Tuesday, November 22, 2011

99 problems but your attitude ain't one

I learned a long time ago back in high school when a school friend that we'll call John put me in a bad mood one day because he was in a bad mood and said something really sarcastic. Now, John was not a bad person and usually was funny and approachable, but the point was that I almost carried that bad mood with me all day until I realized I was making his problem MY problem. Why should I walk around upset all day just because he was? Even though what he said bothered me and I couldn't control what he said or did, I didn't have to take ownership of his problem. Now, how does that translate to adulthood?

I've slowly began to accept the idea that if a person has a problem with me that's their problem, not mine. I know, it's not rocket science but it's a hard thing to practice. We all care what people think about us, but we all know that we can't make the whole world happy, fine. Yet, sometimes I'd find myself trying to rationalize why a person isn't nice to me one day when they usually are, or why someone has this imaginary issue with me that each time I see them they avoid eye contact. These mysteries that I debate over in my head are just not that worth it. I've learned to keep it moving. That doesn't mean I don't notice when a person is acting a certain way toward me, but if I attempt to be civil, and know I've done nothing wrong I really don't give a flying vampire bat about it.

You have to learn not to care.
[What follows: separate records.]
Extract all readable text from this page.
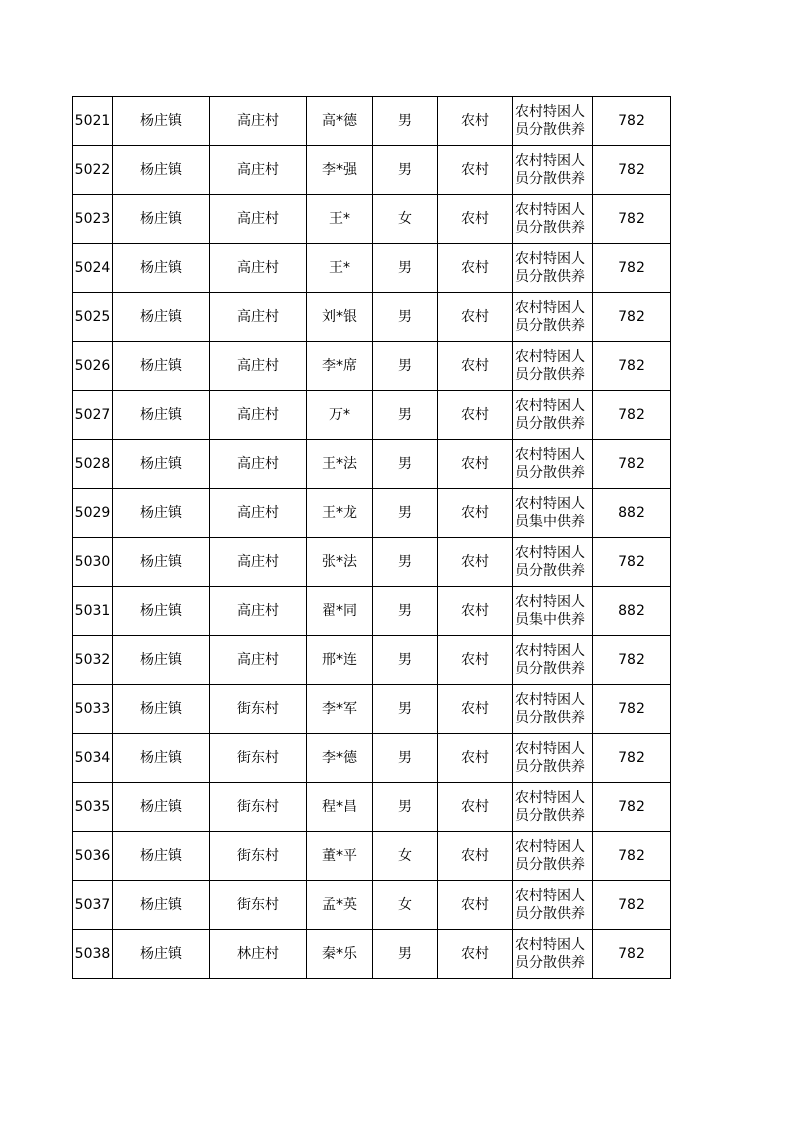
5021	杨庄镇	高庄村	高*德	男	农村	农村特困人员分散供养	782
5022	杨庄镇	高庄村	李*强	男	农村	农村特困人员分散供养	782
5023	杨庄镇	高庄村	王*	女	农村	农村特困人员分散供养	782
5024	杨庄镇	高庄村	王*	男	农村	农村特困人员分散供养	782
5025	杨庄镇	高庄村	刘*银	男	农村	农村特困人员分散供养	782
5026	杨庄镇	高庄村	李*席	男	农村	农村特困人员分散供养	782
5027	杨庄镇	高庄村	万*	男	农村	农村特困人员分散供养	782
5028	杨庄镇	高庄村	王*法	男	农村	农村特困人员分散供养	782
5029	杨庄镇	高庄村	王*龙	男	农村	农村特困人员集中供养	882
5030	杨庄镇	高庄村	张*法	男	农村	农村特困人员分散供养	782
5031	杨庄镇	高庄村	翟*同	男	农村	农村特困人员集中供养	882
5032	杨庄镇	高庄村	邢*连	男	农村	农村特困人员分散供养	782
5033	杨庄镇	街东村	李*军	男	农村	农村特困人员分散供养	782
5034	杨庄镇	街东村	李*德	男	农村	农村特困人员分散供养	782
5035	杨庄镇	街东村	程*昌	男	农村	农村特困人员分散供养	782
5036	杨庄镇	街东村	董*平	女	农村	农村特困人员分散供养	782
5037	杨庄镇	街东村	孟*英	女	农村	农村特困人员分散供养	782
5038	杨庄镇	林庄村	秦*乐	男	农村	农村特困人员分散供养	782
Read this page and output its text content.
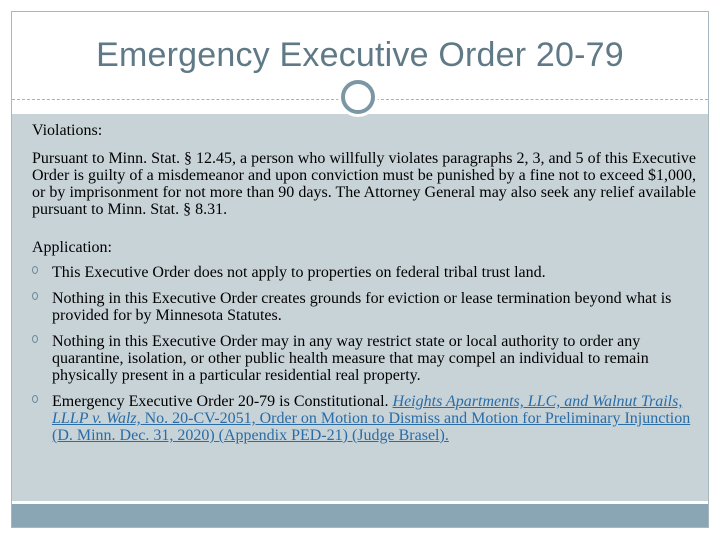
Emergency Executive Order 20-79

Violations:

Pursuant to Minn. Stat. § 12.45, a person who willfully violates paragraphs 2, 3, and 5 of this Executive Order is guilty of a misdemeanor and upon conviction must be punished by a fine not to exceed $1,000, or by imprisonment for not more than 90 days. The Attorney General may also seek any relief available pursuant to Minn. Stat. § 8.31.

Application:

This Executive Order does not apply to properties on federal tribal trust land.
Nothing in this Executive Order creates grounds for eviction or lease termination beyond what is provided for by Minnesota Statutes.
Nothing in this Executive Order may in any way restrict state or local authority to order any quarantine, isolation, or other public health measure that may compel an individual to remain physically present in a particular residential real property.
Emergency Executive Order 20-79 is Constitutional. Heights Apartments, LLC, and Walnut Trails, LLLP v. Walz, No. 20-CV-2051, Order on Motion to Dismiss and Motion for Preliminary Injunction (D. Minn. Dec. 31, 2020) (Appendix PED-21) (Judge Brasel).
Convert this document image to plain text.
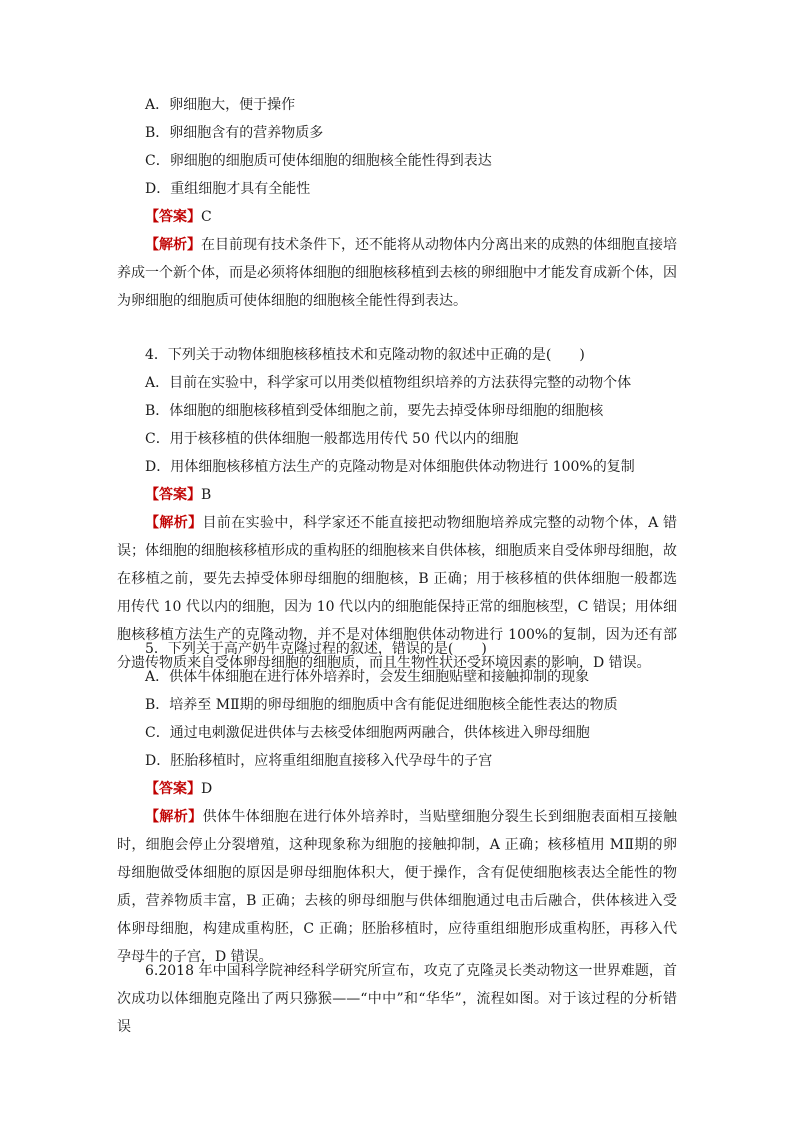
A．卵细胞大，便于操作
B．卵细胞含有的营养物质多
C．卵细胞的细胞质可使体细胞的细胞核全能性得到表达
D．重组细胞才具有全能性
【答案】C
【解析】在目前现有技术条件下，还不能将从动物体内分离出来的成熟的体细胞直接培养成一个新个体，而是必须将体细胞的细胞核移植到去核的卵细胞中才能发育成新个体，因为卵细胞的细胞质可使体细胞的细胞核全能性得到表达。
4．下列关于动物体细胞核移植技术和克隆动物的叙述中正确的是(　　)
A．目前在实验中，科学家可以用类似植物组织培养的方法获得完整的动物个体
B．体细胞的细胞核移植到受体细胞之前，要先去掉受体卵母细胞的细胞核
C．用于核移植的供体细胞一般都选用传代 50 代以内的细胞
D．用体细胞核移植方法生产的克隆动物是对体细胞供体动物进行 100%的复制
【答案】B
【解析】目前在实验中，科学家还不能直接把动物细胞培养成完整的动物个体，A 错误；体细胞的细胞核移植形成的重构胚的细胞核来自供体核，细胞质来自受体卵母细胞，故在移植之前，要先去掉受体卵母细胞的细胞核，B 正确；用于核移植的供体细胞一般都选用传代 10 代以内的细胞，因为 10 代以内的细胞能保持正常的细胞核型，C 错误；用体细胞核移植方法生产的克隆动物，并不是对体细胞供体动物进行 100%的复制，因为还有部分遗传物质来自受体卵母细胞的细胞质，而且生物性状还受环境因素的影响，D 错误。
5．下列关于高产奶牛克隆过程的叙述，错误的是(　　)
A．供体牛体细胞在进行体外培养时，会发生细胞贴壁和接触抑制的现象
B．培养至 MⅡ期的卵母细胞的细胞质中含有能促进细胞核全能性表达的物质
C．通过电刺激促进供体与去核受体细胞两两融合，供体核进入卵母细胞
D．胚胎移植时，应将重组细胞直接移入代孕母牛的子宫
【答案】D
【解析】供体牛体细胞在进行体外培养时，当贴壁细胞分裂生长到细胞表面相互接触时，细胞会停止分裂增殖，这种现象称为细胞的接触抑制，A 正确；核移植用 MⅡ期的卵母细胞做受体细胞的原因是卵母细胞体积大，便于操作，含有促使细胞核表达全能性的物质，营养物质丰富，B 正确；去核的卵母细胞与供体细胞通过电击后融合，供体核进入受体卵母细胞，构建成重构胚，C 正确；胚胎移植时，应待重组细胞形成重构胚，再移入代孕母牛的子宫，D 错误。
6.2018 年中国科学院神经科学研究所宣布，攻克了克隆灵长类动物这一世界难题，首次成功以体细胞克隆出了两只猕猴——“中中”和“华华”，流程如图。对于该过程的分析错误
That's hard for a person like me who likes genuine relationships, and I'm not a people pleaser but I like to communicate even if briefly with most people. I must say I've even gotten better at small talk (hold the applause).

I've decided to ease the burden off my shoulders and my mind. Of course I care about my reputation and how people view me, but when a person has no reason to have an issue yet creates one with me with passive aggressive antics I choose not to care. If I offend someone or did something wrong bad enough they decide to act like they don't want to be civil, then they can be adult enough to discuss it with me. It's not MY problem even if it's directed at me. Sure, I can address it but I've learned not to make it my issue.
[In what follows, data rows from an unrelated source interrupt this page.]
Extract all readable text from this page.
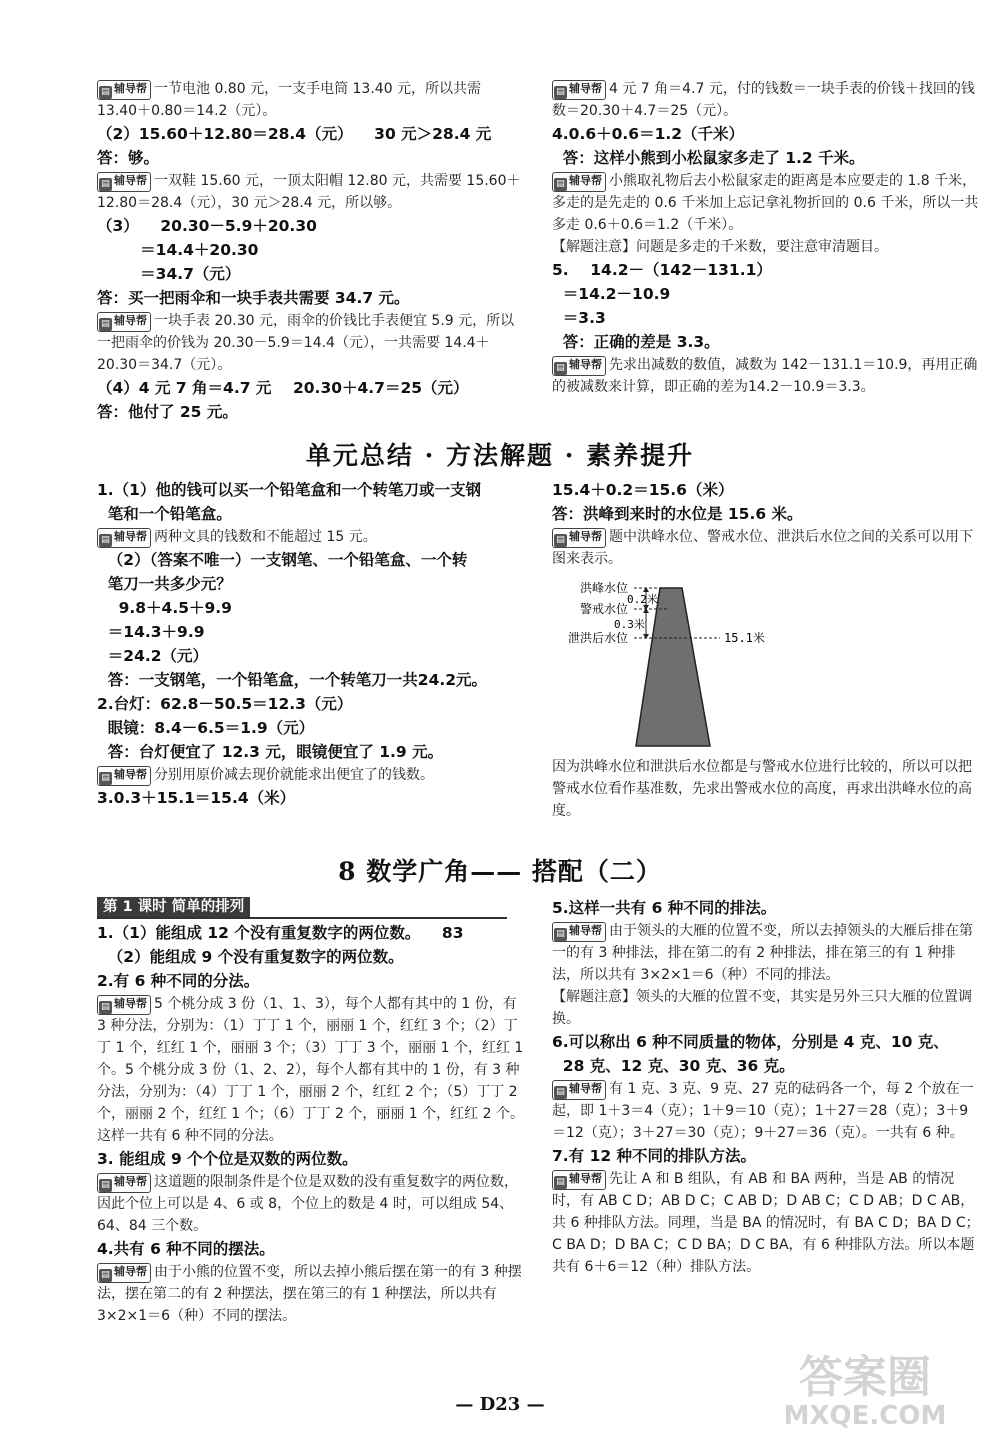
▤ 辅导帮 一节电池 0.80 元，一支手电筒 13.40 元，所以共需 13.40＋0.80＝14.2（元）。
（2）15.60＋12.80＝28.4（元）    30 元＞28.4 元
答：够。
▤ 辅导帮 一双鞋 15.60 元，一顶太阳帽 12.80 元，共需要 15.60＋12.80＝28.4（元），30 元＞28.4 元，所以够。
（3）    20.30－5.9＋20.30
＝14.4＋20.30
＝34.7（元）
答：买一把雨伞和一块手表共需要 34.7 元。
▤ 辅导帮 一块手表 20.30 元，雨伞的价钱比手表便宜 5.9 元，所以一把雨伞的价钱为 20.30－5.9＝14.4（元），一共需要 14.4＋20.30＝34.7（元）。
（4）4 元 7 角＝4.7 元    20.30＋4.7＝25（元）
答：他付了 25 元。
▤ 辅导帮 4 元 7 角＝4.7 元，付的钱数＝一块手表的价钱＋找回的钱数＝20.30＋4.7＝25（元）。
4.0.6＋0.6＝1.2（千米）
答：这样小熊到小松鼠家多走了 1.2 千米。
▤ 辅导帮 小熊取礼物后去小松鼠家走的距离是本应要走的 1.8 千米，多走的是先走的 0.6 千米加上忘记拿礼物折回的 0.6 千米，所以一共多走 0.6＋0.6＝1.2（千米）。
【解题注意】问题是多走的千米数，要注意审清题目。
5.    14.2－（142－131.1）
＝14.2－10.9
＝3.3
答：正确的差是 3.3。
▤ 辅导帮 先求出减数的数值，减数为 142－131.1＝10.9，再用正确的被减数来计算，即正确的差为14.2－10.9＝3.3。
单元总结 · 方法解题 · 素养提升
1.（1）他的钱可以买一个铅笔盒和一个转笔刀或一支钢
笔和一个铅笔盒。
▤ 辅导帮 两种文具的钱数和不能超过 15 元。
（2）（答案不唯一）一支钢笔、一个铅笔盒、一个转
笔刀一共多少元？
9.8＋4.5＋9.9
＝14.3＋9.9
＝24.2（元）
答：一支钢笔，一个铅笔盒，一个转笔刀一共24.2元。
2.台灯：62.8－50.5＝12.3（元）
眼镜：8.4－6.5＝1.9（元）
答：台灯便宜了 12.3 元，眼镜便宜了 1.9 元。
▤ 辅导帮 分别用原价减去现价就能求出便宜了的钱数。
3.0.3＋15.1＝15.4（米）
15.4＋0.2＝15.6（米）
答：洪峰到来时的水位是 15.6 米。
▤ 辅导帮 题中洪峰水位、警戒水位、泄洪后水位之间的关系可以用下图来表示。
洪峰水位
警戒水位
泄洪后水位
0.2米
0.3米
15.1米
因为洪峰水位和泄洪后水位都是与警戒水位进行比较的，所以可以把警戒水位看作基准数，先求出警戒水位的高度，再求出洪峰水位的高度。
8 数学广角—— 搭配（二）
第 1 课时 简单的排列
1.（1）能组成 12 个没有重复数字的两位数。    83
（2）能组成 9 个没有重复数字的两位数。
2.有 6 种不同的分法。
▤ 辅导帮 5 个桃分成 3 份（1、1、3），每个人都有其中的 1 份，有 3 种分法，分别为：（1）丁丁 1 个，丽丽 1 个，红红 3 个；（2）丁丁 1 个，红红 1 个，丽丽 3 个；（3）丁丁 3 个，丽丽 1 个，红红 1 个。5 个桃分成 3 份（1、2、2），每个人都有其中的 1 份，有 3 种分法，分别为：（4）丁丁 1 个，丽丽 2 个，红红 2 个；（5）丁丁 2 个，丽丽 2 个，红红 1 个；（6）丁丁 2 个，丽丽 1 个，红红 2 个。这样一共有 6 种不同的分法。
3. 能组成 9 个个位是双数的两位数。
▤ 辅导帮 这道题的限制条件是个位是双数的没有重复数字的两位数，因此个位上可以是 4、6 或 8，个位上的数是 4 时，可以组成 54、64、84 三个数。
4.共有 6 种不同的摆法。
▤ 辅导帮 由于小熊的位置不变，所以去掉小熊后摆在第一的有 3 种摆法，摆在第二的有 2 种摆法，摆在第三的有 1 种摆法，所以共有 3×2×1＝6（种）不同的摆法。
5.这样一共有 6 种不同的排法。
▤ 辅导帮 由于领头的大雁的位置不变，所以去掉领头的大雁后排在第一的有 3 种排法，排在第二的有 2 种排法，排在第三的有 1 种排法，所以共有 3×2×1＝6（种）不同的排法。
【解题注意】领头的大雁的位置不变，其实是另外三只大雁的位置调换。
6.可以称出 6 种不同质量的物体，分别是 4 克、10 克、
28 克、12 克、30 克、36 克。
▤ 辅导帮 有 1 克、3 克、9 克、27 克的砝码各一个，每 2 个放在一起，即 1＋3＝4（克）；1＋9＝10（克）；1＋27＝28（克）；3＋9＝12（克）；3＋27＝30（克）；9＋27＝36（克）。一共有 6 种。
7.有 12 种不同的排队方法。
▤ 辅导帮 先让 A 和 B 组队，有 AB 和 BA 两种，当是 AB 的情况时，有 AB C D；AB D C；C AB D；D AB C；C D AB；D C AB，共 6 种排队方法。同理，当是 BA 的情况时，有 BA C D；BA D C；C BA D；D BA C；C D BA；D C BA，有 6 种排队方法。所以本题共有 6＋6＝12（种）排队方法。
— D23 —
答案圈
MXQE.COM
I have TOO many problems to overcome than to take on someone else's problem even if their problem is with me.

1 comment:

  1. Interesting-people are strange and it's even stranger how moods can be as contagious as a cold. Sometimes it's like we have to put up an emotional wall to block other people's vibes-good or bad-just to protect ourselves. Also it's easy to take people's behavior personally-after all, everything is about us right? LOL but in reality there is stuff happening behind the scenes in a person's life that we may not even know about and so in reality it has nothing to do with us at all. I guess the secret is to know when it has something to do with us and when it doesn't. Our conscience is really the only one who can tell us that (if the other person doesn't offer the info) and then it's up to us to make peace with that person or ourselves. I can be a people pleaser but that doesn't necessarily mean people are going to like me either. They may just view me as a wimp and lose respect for me altogether...or simply be jealous of my pleasing ways. I guess the most important thing is to like yourself (as selfish as it sounds) because you definitely can't depend on others to like you, as a matter of fact they may not even know the real you.